Farmers can hardly get a loan from a financial institution in Kenya and those that are willing to give them are still skeptical as farming itself is highly volatile but one young man thought differently.
With everyone seeing farmers as unbankable, Award Winning Digital Marketer, Alex Mwaura Muriu saw an opportunity and left his well paying digital media jobs for corporate firms seven years ago to help farmers get funding for their produce even before they plant.
Murui, a young Kenyan entrepreneur, developed a system to meet the perennial challenge faced by African farmers in accessing capital to finance planting and harvesting by providing an alternative from the burden of financial loans through his Farm Capital Africa project.
Alex and his Farm Capital Africa (FCA) say that their existence is inspired by the huge financing gaps currently experienced by the Small Scale Agriculture industry in Africa, which ironically forms the breadbasket of the Continent. Reports from the Mastercard Foundation indicate that just 1% of the continent’s loan portfolios currently go to Agriculture, leaving billions of dollars in unserved and untapped Markets in this sector. And the team adds than anyone can see the gap by looking at rampant food shortages across the continent and the fact that majority of Africans living below the poverty line are in the susistence agricultureal sector.
“Our vision is to generate Weath in Africa though Agri-investment. We aim to channel capital to profitable and sustainable agriventures through strategic partnerships supported by technology,” the team says.
With that in mind, the firm works simply by pooling funds from individuals and institutional Investors then invest these funds into evaluated agricultural businesses. FCA manages how these funds are spent on the farm and the farmer only focuses on what they are good at-farming. FCA sources for and provides distribution services to transport produce to buyers, manages finances to ensure business continuity and profit sharing and later FCA gets its profit share, and pays investors back their capital plus interest.
Muriu’s co-founder, Musyoka Jason, also believes that FCA is pioneering the next frontier of innovative investment opportunities in Africa and securing investor confidence and support is sine qua non to guarantee success of any great idea and it’s something he is charge of.
“I ensure we are accountable to our investors for every shilling, penny, dirham, dollar or whatever currency of the money they give us,” Musyoka says.
Farm Capital Africa today brought home US$25 000 as second prize from the Innovation Prize for Africa (IPA), now in its fourth edition and this year held in Morocco. IPA saw over 925 applicatons from 41 countries this year and has attracted over 3,000 applications from 49 African countries. IPA was founded by Jean Claude Bastos de Morais, the Africa Innovation Foundation (AIF) Founder who said he was truly impressed with this year’s winning innovations.
“African innovators are taking flight, their innovative ideas are increasingly proving to be transformative – not only for Africa – but for the world. Through the IPA, the AIF is fostering the development of robust innovation ecosystems, which are essentially nests for African entrepreneurs and innovators to develop solutions for African challenges,” said de Morais.
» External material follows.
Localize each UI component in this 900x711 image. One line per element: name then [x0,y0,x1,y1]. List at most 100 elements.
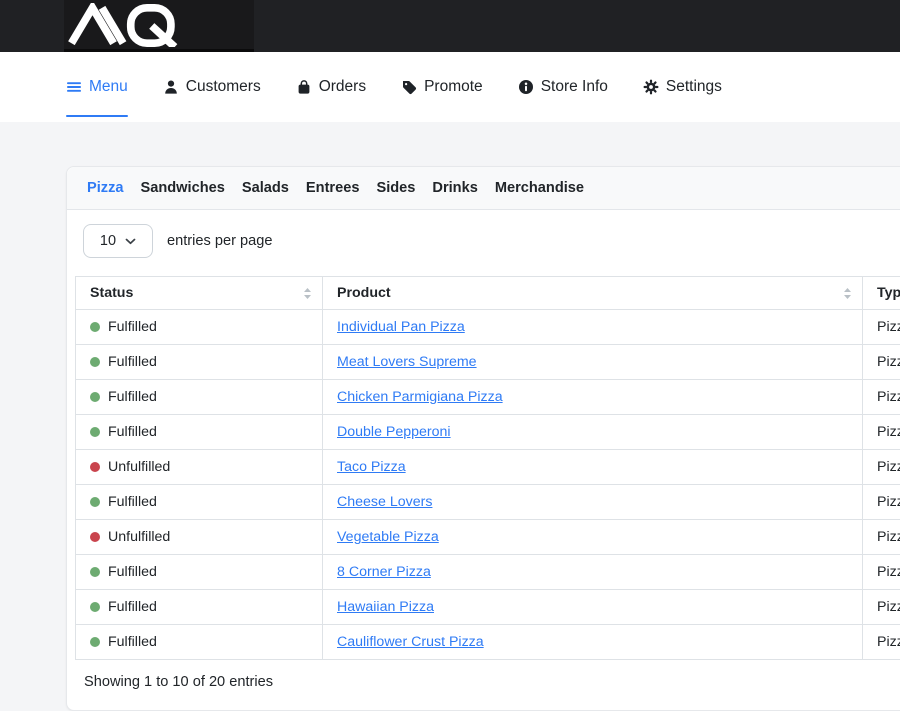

African innovators continue to provide more innovative African solutions to address African problems and this years innovations further demonstrate great potential to change the course of history in Africans’ responses to health, technology, enterprise and the agricultural sector, prioritizing needs-based responses through cost effective means – a critical tool for sustainable development.
The AIF believes that young people (below age 35) are the epi-center of the African innovation ecosystem as they represent 65% of Africa’s 1.1 billion population. All nominees received recognition through a US$5 000 voucher as a support fund to boost their different innovations in their home countries.
Muriu won the Second Prize and South Africa’s Lesley Erica Scott was awarded the Special Prize for Social Impact. Both received $25,000 for their innovations. The $100,000 grand prize was won by Moroccan researcher Adnane Remmal who took the coveted Innovation Prize for Africa (IPA) 2015 Grand Prize, scooping the US$100 000 in cash.
Remmal’s innovation, a patented alternative to livestock anti-biotics is set to transform the broader medical and agricultural sector in Africa as it aims at reducing health hazards in livestock, preventing the transmission of multi-resistant germs and carcinogens to human beings through consumption of milk, eggs and meat.